No dia 31 de janeiro de 2024, através de ofício-circular[1] encaminhado aos entes supervisionados e publicado no Diário Oficial da União, a Superintendência de Seguros Privados (Susep) estabeleceu um prazo de 120 (cento e vinte) dias para adequação do setor de seguros quanto a obrigatoriedade da inclusão de um campo específico do nome social em todas as propostas, apólices, certificados, títulos e demais documentos contratuais emitidos aos clientes.
Uma vez cumprida referida obrigação pelos entes supervisionados (sociedades seguradoras, sociedades de capitalização e entidades abertas de previdência complementar), as evidências documentais dessa implementação precisam ser encaminhadas à Susep (Processo SUSEP n° 15414.647492/2023-10), visto a necessidade de atendimento da Recomendação nº 10/2023, expedida pela Procuradoria da República no Estado de São Paulo, Ministério Público Federal, nos autos do Inquérito Civil nº 1.34.001.000433/2021-54[2].
E mais, segundo o ofício-circular, a existência desse campo específico “decorre do tratamento adequado e ético aos clientes, conforme art. 3º, § 1º, II, da Resolução CNSP nº 382, de 4 de março de 2020[3], e se destina a assegurar a proteção da dignidade humana, dos direitos da personalidade, da honra, da integridade moral, da igualdade, da liberdade, da privacidade, vedação de práticas lesivas degradantes e de discriminação odiosa, todos fundamentados no texto constitucional”.

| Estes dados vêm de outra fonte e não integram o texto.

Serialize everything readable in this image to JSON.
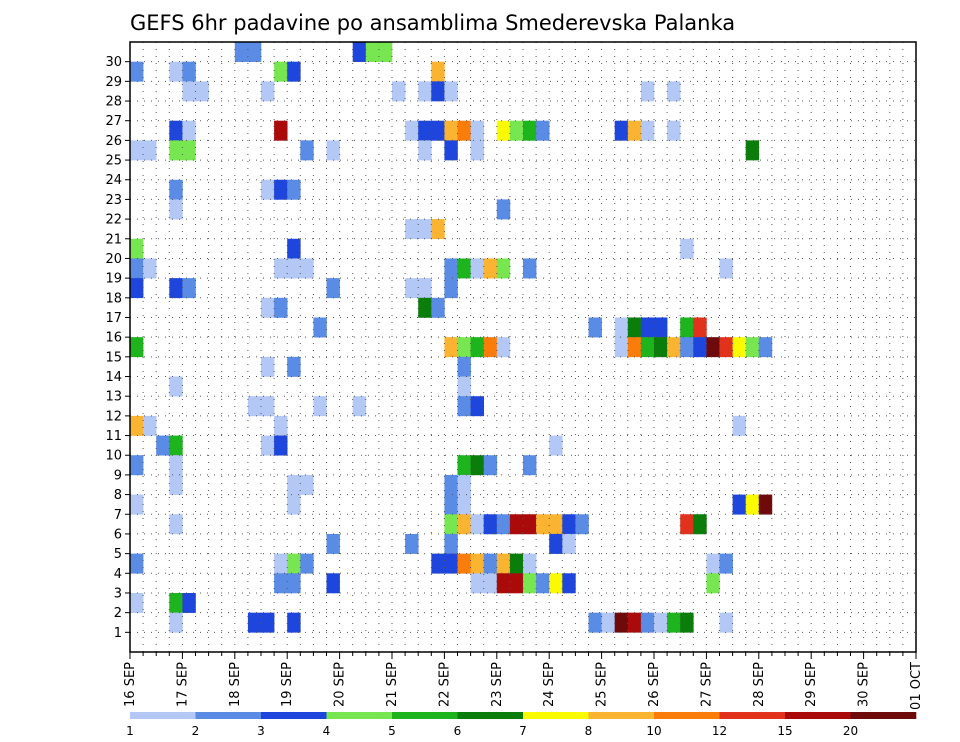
{
  "chart_data": {
    "type": "heatmap",
    "title": "GEFS 6hr padavine po ansamblima Smederevska Palanka",
    "xlabel": "",
    "ylabel": "",
    "y_ticks": [
      "1",
      "2",
      "3",
      "4",
      "5",
      "6",
      "7",
      "8",
      "9",
      "10",
      "11",
      "12",
      "13",
      "14",
      "15",
      "16",
      "17",
      "18",
      "19",
      "20",
      "21",
      "22",
      "23",
      "24",
      "25",
      "26",
      "27",
      "28",
      "29",
      "30"
    ],
    "x_ticks": [
      "16 SEP",
      "17 SEP",
      "18 SEP",
      "19 SEP",
      "20 SEP",
      "21 SEP",
      "22 SEP",
      "23 SEP",
      "24 SEP",
      "25 SEP",
      "26 SEP",
      "27 SEP",
      "28 SEP",
      "29 SEP",
      "30 SEP",
      "01 OCT"
    ],
    "x_step": "6hr",
    "grid": true,
    "colorbar": {
      "labels": [
        "1",
        "2",
        "3",
        "4",
        "5",
        "6",
        "7",
        "8",
        "10",
        "12",
        "15",
        "20"
      ],
      "colors": [
        "#b4c8f5",
        "#5a8ce6",
        "#1e46dc",
        "#78e650",
        "#1eb41e",
        "#0a7d0a",
        "#fafa00",
        "#fab432",
        "#fa7d0a",
        "#e1321e",
        "#aa0a0a",
        "#6e0a0a"
      ]
    },
    "cells": [
      {
        "m": 30,
        "t": [
          [
            8,
            1
          ],
          [
            9,
            1
          ],
          [
            17,
            2
          ],
          [
            18,
            3
          ],
          [
            19,
            3
          ]
        ]
      },
      {
        "m": 29,
        "t": [
          [
            0,
            1
          ],
          [
            3,
            0
          ],
          [
            4,
            1
          ],
          [
            11,
            3
          ],
          [
            12,
            2
          ],
          [
            23,
            7
          ]
        ]
      },
      {
        "m": 28,
        "t": [
          [
            4,
            0
          ],
          [
            5,
            0
          ],
          [
            10,
            0
          ],
          [
            20,
            0
          ],
          [
            22,
            0
          ],
          [
            23,
            2
          ],
          [
            24,
            0
          ],
          [
            39,
            0
          ],
          [
            41,
            0
          ]
        ]
      },
      {
        "m": 26,
        "t": [
          [
            3,
            2
          ],
          [
            4,
            0
          ],
          [
            11,
            10
          ],
          [
            21,
            0
          ],
          [
            22,
            2
          ],
          [
            23,
            2
          ],
          [
            24,
            7
          ],
          [
            25,
            8
          ],
          [
            26,
            0
          ],
          [
            28,
            6
          ],
          [
            29,
            3
          ],
          [
            30,
            4
          ],
          [
            31,
            1
          ],
          [
            37,
            2
          ],
          [
            38,
            7
          ],
          [
            39,
            0
          ],
          [
            41,
            0
          ]
        ]
      },
      {
        "m": 25,
        "t": [
          [
            0,
            0
          ],
          [
            1,
            0
          ],
          [
            3,
            3
          ],
          [
            4,
            3
          ],
          [
            13,
            1
          ],
          [
            15,
            0
          ],
          [
            22,
            0
          ],
          [
            24,
            2
          ],
          [
            26,
            0
          ],
          [
            47,
            5
          ]
        ]
      },
      {
        "m": 23,
        "t": [
          [
            3,
            1
          ],
          [
            10,
            0
          ],
          [
            11,
            2
          ],
          [
            12,
            1
          ]
        ]
      },
      {
        "m": 22,
        "t": [
          [
            3,
            0
          ],
          [
            28,
            1
          ]
        ]
      },
      {
        "m": 21,
        "t": [
          [
            21,
            0
          ],
          [
            22,
            0
          ],
          [
            23,
            7
          ]
        ]
      },
      {
        "m": 20,
        "t": [
          [
            0,
            3
          ],
          [
            12,
            2
          ],
          [
            42,
            0
          ]
        ]
      },
      {
        "m": 19,
        "t": [
          [
            0,
            1
          ],
          [
            1,
            0
          ],
          [
            11,
            0
          ],
          [
            12,
            0
          ],
          [
            13,
            0
          ],
          [
            24,
            1
          ],
          [
            25,
            4
          ],
          [
            26,
            0
          ],
          [
            27,
            7
          ],
          [
            28,
            3
          ],
          [
            30,
            1
          ],
          [
            45,
            0
          ]
        ]
      },
      {
        "m": 18,
        "t": [
          [
            0,
            2
          ],
          [
            3,
            2
          ],
          [
            4,
            1
          ],
          [
            15,
            1
          ],
          [
            21,
            0
          ],
          [
            22,
            0
          ],
          [
            24,
            1
          ]
        ]
      },
      {
        "m": 17,
        "t": [
          [
            10,
            0
          ],
          [
            11,
            1
          ],
          [
            22,
            5
          ],
          [
            23,
            1
          ]
        ]
      },
      {
        "m": 16,
        "t": [
          [
            14,
            1
          ],
          [
            35,
            1
          ],
          [
            37,
            0
          ],
          [
            38,
            5
          ],
          [
            39,
            2
          ],
          [
            40,
            2
          ],
          [
            42,
            4
          ],
          [
            43,
            9
          ]
        ]
      },
      {
        "m": 15,
        "t": [
          [
            0,
            4
          ],
          [
            24,
            7
          ],
          [
            25,
            3
          ],
          [
            26,
            4
          ],
          [
            27,
            8
          ],
          [
            28,
            0
          ],
          [
            37,
            0
          ],
          [
            38,
            8
          ],
          [
            39,
            4
          ],
          [
            40,
            5
          ],
          [
            41,
            7
          ],
          [
            42,
            1
          ],
          [
            43,
            2
          ],
          [
            44,
            11
          ],
          [
            45,
            9
          ],
          [
            46,
            6
          ],
          [
            47,
            3
          ],
          [
            48,
            1
          ]
        ]
      },
      {
        "m": 14,
        "t": [
          [
            10,
            0
          ],
          [
            12,
            1
          ],
          [
            25,
            1
          ]
        ]
      },
      {
        "m": 13,
        "t": [
          [
            3,
            0
          ],
          [
            25,
            0
          ]
        ]
      },
      {
        "m": 12,
        "t": [
          [
            9,
            0
          ],
          [
            10,
            0
          ],
          [
            14,
            0
          ],
          [
            17,
            0
          ],
          [
            25,
            1
          ],
          [
            26,
            2
          ]
        ]
      },
      {
        "m": 11,
        "t": [
          [
            0,
            7
          ],
          [
            1,
            0
          ],
          [
            11,
            0
          ],
          [
            46,
            0
          ]
        ]
      },
      {
        "m": 10,
        "t": [
          [
            2,
            1
          ],
          [
            3,
            4
          ],
          [
            10,
            0
          ],
          [
            11,
            2
          ],
          [
            32,
            0
          ]
        ]
      },
      {
        "m": 9,
        "t": [
          [
            0,
            1
          ],
          [
            3,
            0
          ],
          [
            25,
            4
          ],
          [
            26,
            5
          ],
          [
            27,
            1
          ],
          [
            30,
            1
          ]
        ]
      },
      {
        "m": 8,
        "t": [
          [
            3,
            0
          ],
          [
            12,
            0
          ],
          [
            13,
            0
          ],
          [
            24,
            1
          ],
          [
            25,
            0
          ]
        ]
      },
      {
        "m": 7,
        "t": [
          [
            0,
            0
          ],
          [
            12,
            0
          ],
          [
            24,
            1
          ],
          [
            25,
            0
          ],
          [
            46,
            2
          ],
          [
            47,
            6
          ],
          [
            48,
            11
          ]
        ]
      },
      {
        "m": 6,
        "t": [
          [
            3,
            0
          ],
          [
            24,
            3
          ],
          [
            25,
            7
          ],
          [
            26,
            0
          ],
          [
            27,
            2
          ],
          [
            28,
            1
          ],
          [
            29,
            10
          ],
          [
            30,
            10
          ],
          [
            31,
            7
          ],
          [
            32,
            7
          ],
          [
            33,
            2
          ],
          [
            34,
            1
          ],
          [
            42,
            9
          ],
          [
            43,
            5
          ]
        ]
      },
      {
        "m": 5,
        "t": [
          [
            15,
            1
          ],
          [
            21,
            1
          ],
          [
            24,
            1
          ],
          [
            32,
            2
          ],
          [
            33,
            0
          ]
        ]
      },
      {
        "m": 4,
        "t": [
          [
            0,
            1
          ],
          [
            11,
            0
          ],
          [
            12,
            3
          ],
          [
            13,
            1
          ],
          [
            23,
            2
          ],
          [
            24,
            2
          ],
          [
            25,
            8
          ],
          [
            26,
            7
          ],
          [
            27,
            1
          ],
          [
            28,
            7
          ],
          [
            29,
            5
          ],
          [
            30,
            0
          ],
          [
            44,
            0
          ],
          [
            45,
            1
          ]
        ]
      },
      {
        "m": 3,
        "t": [
          [
            11,
            1
          ],
          [
            12,
            1
          ],
          [
            15,
            2
          ],
          [
            26,
            0
          ],
          [
            27,
            0
          ],
          [
            28,
            10
          ],
          [
            29,
            10
          ],
          [
            30,
            3
          ],
          [
            31,
            1
          ],
          [
            32,
            6
          ],
          [
            33,
            2
          ],
          [
            44,
            3
          ]
        ]
      },
      {
        "m": 2,
        "t": [
          [
            0,
            0
          ],
          [
            3,
            4
          ],
          [
            4,
            2
          ]
        ]
      },
      {
        "m": 1,
        "t": [
          [
            3,
            0
          ],
          [
            9,
            2
          ],
          [
            10,
            2
          ],
          [
            12,
            2
          ],
          [
            35,
            1
          ],
          [
            36,
            0
          ],
          [
            37,
            11
          ],
          [
            38,
            10
          ],
          [
            39,
            1
          ],
          [
            40,
            0
          ],
          [
            41,
            4
          ],
          [
            42,
            5
          ],
          [
            45,
            0
          ]
        ]
      }
    ]
  }
}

Apesar dessa obrigatoriedade, no mercado de seguros, ter vindo somente agora, desde 2016, com o Decreto N.º 8.727[4], no Brasil já havia sido promulgado o uso do nome social no âmbito da administração pública federal direta, autárquica e fundacional, motivo pelo qual, nos documentos oficiais, o nome social, se requerido expressamente pelo interessado, deveria acompanhar o nome civil.
Porém, essa demora na obrigatoriedade não significa que a utilização do nome social não era uma prática adotada anteriormente pelas seguradoras. Pelo contrário, como a regulamentação da SUSEP tratava de elementos mínimos a serem observados na emissão de apólices e certificados de seguro, não havia qualquer restrição para que fosse adicionado o nome social, caso o segurado solicitasse.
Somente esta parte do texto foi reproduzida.